The TNIV in Malachi 4:6

CounterMalachi 4: 6 "He will turn the hearts of the parents to their children, and the hearts of the children to their parents; or else I will come and strike the land with total destruction."

Let it not be said that I am on a mission to totally discredit the TNIV. In fact, having researched the revision 4 years ago and found it wanting, I had pretty much put it out of my mind as "not for me," until along came this Symposium earnestly trying to convince me otherwise. So I returned to the subject, and this time found wanting not only the revision itself, but all the more so its proponents and their futile arguments favouring it above all its predecessors.

But here I find the TNIV to be a most excellent translation, and fault the KJV, like as the NIV, for gender-neutralizing 'sons' without completing the parallelism by doing the same for 'fathers'. Nor can I find fault with the translation of erets as 'land' instead of the potentially misleading 'earth'. And I trust that the erudite minds of the CBT were correct in changing the 'curse' of the KJV/NIV to 'total destruction'--not because they have earned that trust, but because in fact the typical connotation of cherem in the OT is that of the results of a curse, not of the curse itself. While I find 'or else' rather jarring to the ear, at least in this case the damage had already been done in the NIV, so I can fault the CBT here only for not revising enough, rather than too much.

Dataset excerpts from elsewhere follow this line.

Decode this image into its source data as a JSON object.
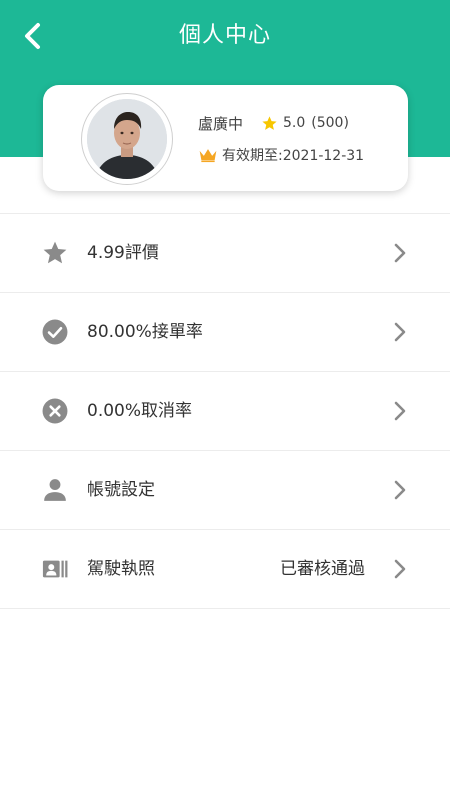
{
  "header": {
    "title": "個人中心",
    "back_icon": "chevron-left-icon",
    "background_color": "#1db896"
  },
  "profile": {
    "name": "盧廣中",
    "rating": "5.0",
    "rating_count": "(500)",
    "rating_icon": "star-icon",
    "star_color": "#f7c600",
    "validity": "有效期至:2021-12-31",
    "validity_icon": "crown-icon",
    "crown_color": "#f5a623"
  },
  "menu": {
    "items": [
      {
        "icon": "star-icon",
        "label": "4.99評價",
        "value": ""
      },
      {
        "icon": "check-circle-icon",
        "label": "80.00%接單率",
        "value": ""
      },
      {
        "icon": "cancel-circle-icon",
        "label": "0.00%取消率",
        "value": ""
      },
      {
        "icon": "person-icon",
        "label": "帳號設定",
        "value": ""
      },
      {
        "icon": "id-card-icon",
        "label": "駕駛執照",
        "value": "已審核通過"
      }
    ]
  }
}
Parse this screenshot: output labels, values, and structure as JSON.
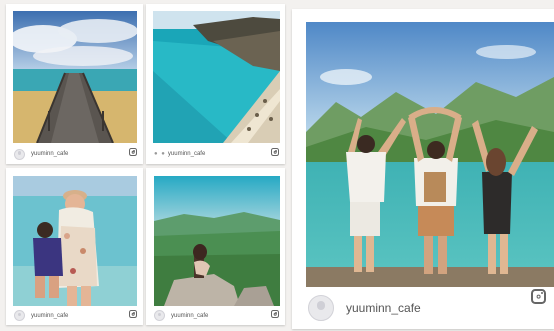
{
  "posts": [
    {
      "username": "yuuminn_cafe",
      "photo": "pier-over-ocean",
      "icon": "instagram-icon"
    },
    {
      "username": "yuuminn_cafe",
      "photo": "turquoise-beach-cliffs",
      "icon": "instagram-icon",
      "prefix": "● ●"
    },
    {
      "username": "yuuminn_cafe",
      "photo": "mother-daughter-beach",
      "icon": "instagram-icon"
    },
    {
      "username": "yuuminn_cafe",
      "photo": "woman-on-mountain-rock",
      "icon": "instagram-icon"
    }
  ],
  "featured": {
    "username": "yuuminn_cafe",
    "photo": "three-friends-at-lake",
    "icon": "instagram-icon"
  },
  "colors": {
    "card": "#ffffff",
    "background": "#f3f1ef",
    "username": "#555555"
  }
}
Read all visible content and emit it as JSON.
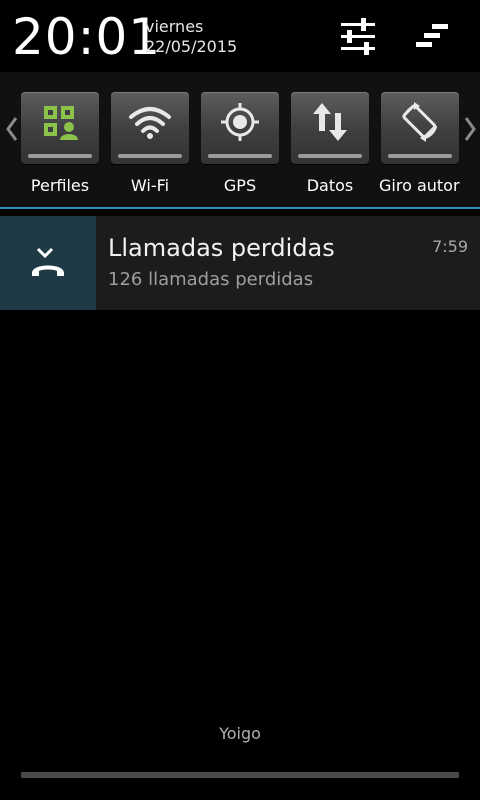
{
  "header": {
    "time": "20:01",
    "day": "viernes",
    "date": "22/05/2015",
    "settings_icon": "sliders-icon",
    "clear_icon": "clear-all-icon"
  },
  "quick_settings": {
    "tiles": [
      {
        "label": "Perfiles",
        "icon": "profiles-icon",
        "color": "#8bc34a"
      },
      {
        "label": "Wi-Fi",
        "icon": "wifi-icon"
      },
      {
        "label": "GPS",
        "icon": "gps-icon"
      },
      {
        "label": "Datos",
        "icon": "data-transfer-icon"
      },
      {
        "label": "Giro autor",
        "icon": "auto-rotate-icon"
      }
    ]
  },
  "notification": {
    "icon": "missed-call-icon",
    "title": "Llamadas perdidas",
    "subtitle": "126 llamadas perdidas",
    "time": "7:59"
  },
  "carrier": "Yoigo",
  "colors": {
    "accent": "#2f8fb5",
    "notif_icon_bg": "#1f3a45",
    "profiles_green": "#8bc34a"
  }
}
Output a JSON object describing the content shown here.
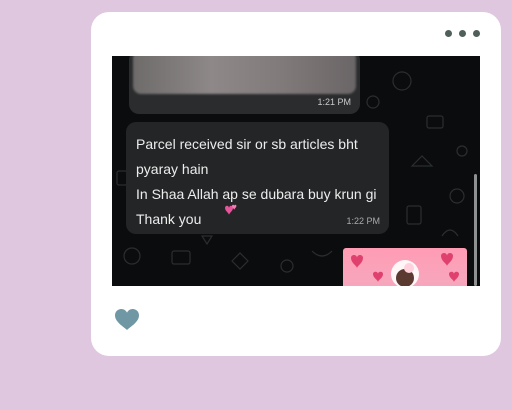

Had the CBT confined themselves to repairing only those places in which the KJV and the NIV shared a deficiency of translation--places in which the former translations were themselves inconsistent or misleading--then I could indeed concur that its good points outweigh the bad. But instances of the one are few and far between, and totally overshadowed by the other. Thus I will continue to study the TNIV as I do the LXX--with both eyes open, pen in hand, and a shelf of reference books within easy reach. But I cannot view the translations in the same vien (although the claims of both versions' proponents are perhaps equally exaggerated), for while the LXX represents but the rudimentary first step in of the art of Bible translation, the TNIV is now set before us as its pinnacle.

I failed to notice at first that the TNIV NT had preceded the Malachi translation with the same wording in Luke 1:17--where, interestingly enough, the Greek word is the one for 'children', rather than 'sons'.

Update June 2012:
 Neither the KJV nor the NIV follow the Masoretic text at the end of Malachi, where it repeats v. 5 following v. 6, due to a Masoretic custom not to end any book of the Bible on a negative note. The Complete Jewish Bible follows the MT here and the three other places, with the repeated verse in smaller type.